If you have not made any local conflicting changes to the develop branch itself, the "fast forward" pull will update your local branch without adding a merge commit.

(If you have made any local conflicting changes to the develop branch itself, then you're doing it wrong. The use of the --ff-only option will detect this for you and refuse to work. As per point (5) above, all your changes should be happening in a different branch other than develop.)

  1. If the upstream develop branch changes while you are working on your branch, so you need to update your branch, you may (and probably should) merge the upstream develop branch directly into it or rebase:
git checkout whatever-the-branch-i-am-working-on-is-called
git pull upstream develop

or:

git checkout whatever-the-branch-i-am-working-on-is-called
git rebase upstream develop

See the notes above regarding rebase

This makes life easier for the other developer who has to merge your pull request into the upstream develop. You are better suited to understanding how to deal with the potential merge conflicts that could come up between your branch and the upstream develop changes than somebody else is.
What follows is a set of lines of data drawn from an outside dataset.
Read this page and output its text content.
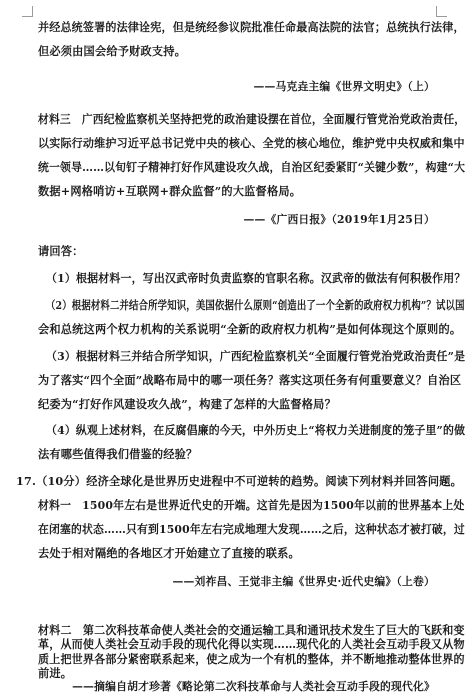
并经总统签署的法律诠宪，但是统经参议院批准任命最高法院的法官；总统执行法律，
但必须由国会给予财政支持。
——马克垚主编《世界文明史》（上）
材料三　广西纪检监察机关坚持把党的政治建设摆在首位，全面履行管党治党政治责任，
以实际行动维护习近平总书记党中央的核心、全党的核心地位，维护党中央权威和集中
统一领导……以旬钉子精神打好作风建设攻久战，自治区纪委紧盯“关键少数”，构建“大
数据+网格哨访+互联网+群众监督”的大监督格局。
——《广西日报》（2019年1月25日）
请回答：
（1）根据材料一，写出汉武帝时负责监察的官职名称。汉武帝的做法有何积极作用？
（2）根据材料二并结合所学知识，美国依据什么原则“创造出了一个全新的政府权力机构”？试以国
会和总统这两个权力机构的关系说明“全新的政府权力机构”是如何体现这个原则的。
（3）根据材料三并结合所学知识，广西纪检监察机关“全面履行管党治党政治责任”是
为了落实“四个全面”战略布局中的哪一项任务？落实这项任务有何重要意义？自治区
纪委为“打好作风建设攻久战”，构建了怎样的大监督格局？
（4）纵观上述材料，在反腐倡廉的今天，中外历史上“将权力关进制度的笼子里”的做
法有哪些值得我们借鉴的经验？
17.（10分）经济全球化是世界历史进程中不可逆转的趋势。阅读下列材料并回答问题。
材料一　1500年左右是世界近代史的开端。这首先是因为1500年以前的世界基本上处
在闭塞的状态……只有到1500年左右完成地理大发现……之后，这种状态才被打破，过
去处于相对隔绝的各地区才开始建立了直接的联系。
——刘祚昌、王觉非主编《世界史·近代史编》（上卷）
材料二　第二次科技革命使人类社会的交通运输工具和通讯技术发生了巨大的飞跃和变
革，从而使人类社会互动手段的现代化得以实现……现代化的人类社会互动手段又从物
质上把世界各部分紧密联系起来，使之成为一个有机的整体，并不断地推动整体世界的
前进。
——摘编自胡才珍著《略论第二次科技革命与人类社会互动手段的现代化》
  1. You may push your branch with edits to your origin on github, and submit a pull request to KSP-KOS/KOS develop for review to be included.

####Setting Up The Solution Dependencies

  1. Copy the folder $KOS/Resources/GameData/kOS to $KSP/GameData/

  2. Copy Assembly-CSharp.dll, Assembly-CSharp-firstpass.dll, UnityEngine.dll and UnityEngine.UI.dll from $KSP/KSP_Data/Managed into $KOS/Resources. If you do not have a copy of KSP locally, you may download dummy assemblies at https://github.com/KSP-KOS/KSP_LIB

  3. If you want building the solution to update the dlls in your KSP directory, create a symbolic link called KSPdirlink from the root of this repository to your KSP installation directory.